After keeping me in the Ministry for some time till Mr. Parinda Ranasinghe who came in as Secretary picked up his work, they summarily shoved me out of the Ministry. I was denied promotion as secretary, even after Mr. Ranasinghe was elevated to the bench or even to the post of additional Secretary which I requested; and to cap it all denied an extension of service beyond 55 years. My peers are fully aware of this in justice. The matter subsequently figured in the newspapers as well. When Professor G. L. Peries who became a Minister in 1994 heard of my plight, he appointed me as a member of the Mediation Boards Commission for a term of three years. That was poor compensation.

These two set backs have made of me a unique person within the legal fraternity.

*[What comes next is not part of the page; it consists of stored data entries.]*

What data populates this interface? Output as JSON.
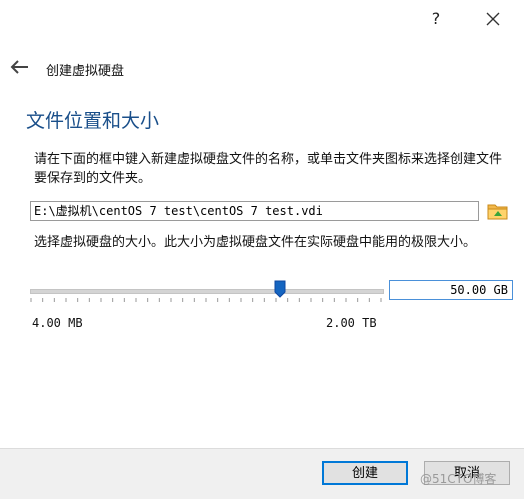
{
  "titlebar": {
    "help_label": "?"
  },
  "header": {
    "title": "创建虚拟硬盘"
  },
  "section": {
    "title": "文件位置和大小"
  },
  "location": {
    "description": "请在下面的框中键入新建虚拟硬盘文件的名称，或单击文件夹图标来选择创建文件要保存到的文件夹。",
    "path_value": "E:\\虚拟机\\centOS 7 test\\centOS 7 test.vdi"
  },
  "size": {
    "description": "选择虚拟硬盘的大小。此大小为虚拟硬盘文件在实际硬盘中能用的极限大小。",
    "value": "50.00 GB",
    "min_label": "4.00 MB",
    "max_label": "2.00 TB",
    "slider_fraction": 0.71
  },
  "buttons": {
    "create": "创建",
    "cancel": "取消"
  },
  "watermark": "@51CTO博客",
  "colors": {
    "accent": "#0078d7",
    "title": "#1a4f8a",
    "thumb": "#1565c0",
    "folder": "#f2b84b"
  },
  "icons": {
    "back": "arrow-left-icon",
    "close": "close-icon",
    "folder": "folder-icon"
  }
}
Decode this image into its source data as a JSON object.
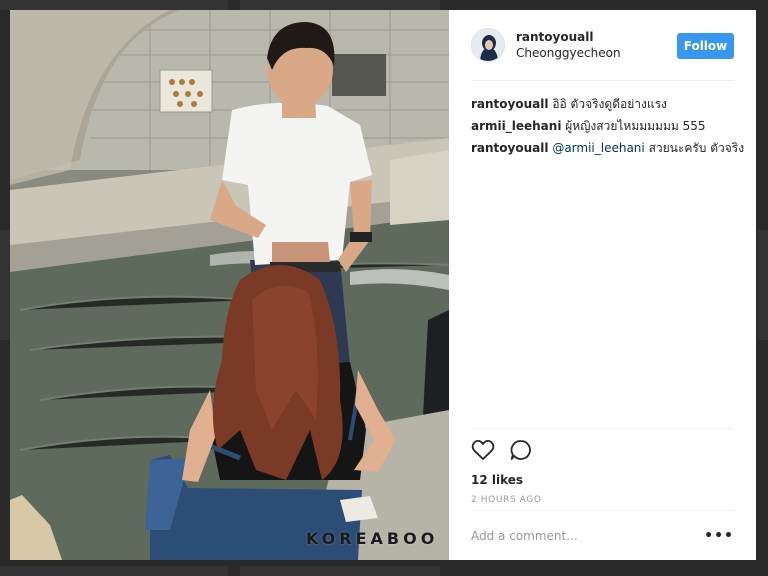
{
  "post": {
    "username": "rantoyouall",
    "location": "Cheonggyecheon",
    "follow_label": "Follow",
    "watermark": "KOREABOO",
    "comments": [
      {
        "user": "rantoyouall",
        "text": "อิอิ ตัวจริงดูดีอย่างแรง"
      },
      {
        "user": "armii_leehani",
        "text": "ผู้หญิงสวยไหมมมมมม 555"
      },
      {
        "user": "rantoyouall",
        "mention": "@armii_leehani",
        "text": "สวยนะครับ ตัวจริง"
      }
    ],
    "likes": "12 likes",
    "time": "2 HOURS AGO",
    "comment_placeholder": "Add a comment...",
    "more_label": "•••"
  },
  "icons": [
    "heart-icon",
    "comment-icon",
    "more-options-icon"
  ],
  "colors": {
    "follow_button": "#3897f0",
    "mention": "#003569",
    "muted_text": "#999999"
  }
}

I have been a victim of both of the main political forces that alternately came to power in this country. In this profession the cliche that man and moment must meet for things to happen can never be more true. If I had become a Crown Counsel in 1958, the vistas that were open to me were legion. When in 1972 as Assistant Secretary in the Ministry of Justice I went for a 6 month training course to the British foreign and common wealth office, the person who acted for me was Mr. G. P. S. Silva (retired Chief Justice) who was then a Crown Counsel. If I had been given my rightful place as Secretary to the Ministry of Justice in 1977 or thereafter, then following the Precedents of Justice V. Sivasupremaniam and Dr. A. R. B. Amerasinghe, I could have laid a claim to the Supreme Court bench. All this was not to be and I have no regrets. In this profession more eminent and deserving persons than me have missed the bus. By strange quirks of fate Justice E. A. L. Wijewardene, Rajah Wanasundara and Mark Fernando missed the Chief Justice’s post, although seniority and competence entitled them.

After giving the best years of my life to the cause of administrating justice, this last revers though a disappointment did not undo me. The beauty of the legal profession is such that all else having failed, you still have a leg to stand on. I reverted to the unofficial bar with renewed vigour and practiced in the appellate Courts for the next 25 years doing both civil and criminal appellate work, and mostly for the not so well to do litigants (villagers and towns people from the outstations with a sprinkling from Colombo). With a success rate of nearly 90% in terms of winning cases this has given me huge satisfaction. Now I am just into the eightees having completed over 50 years at the bar-a-no mean achievement.

I can practice for a few more years, were I to follow the examples of Mr. A. C. Gooneratne and Dr. Colvin R. de Silva who practiced well beyond their 80th year. So long as their two feet carry them lawyers do not easily hang up. But realizing that although I can render a competent service to clients, I cannot give of my best at this stage, I have decided to call it a day. I do so reminding the next generation of lawyers that the legal profession is a great profession and an honourable profession. It is a fraternity in a manner that no other profession is. Despite all its challenges and vicissitudes, to have been a part of its was both enjoyable and self-fulfilling. For not only can we earn our grub in it, but also be of service to our fellow beings.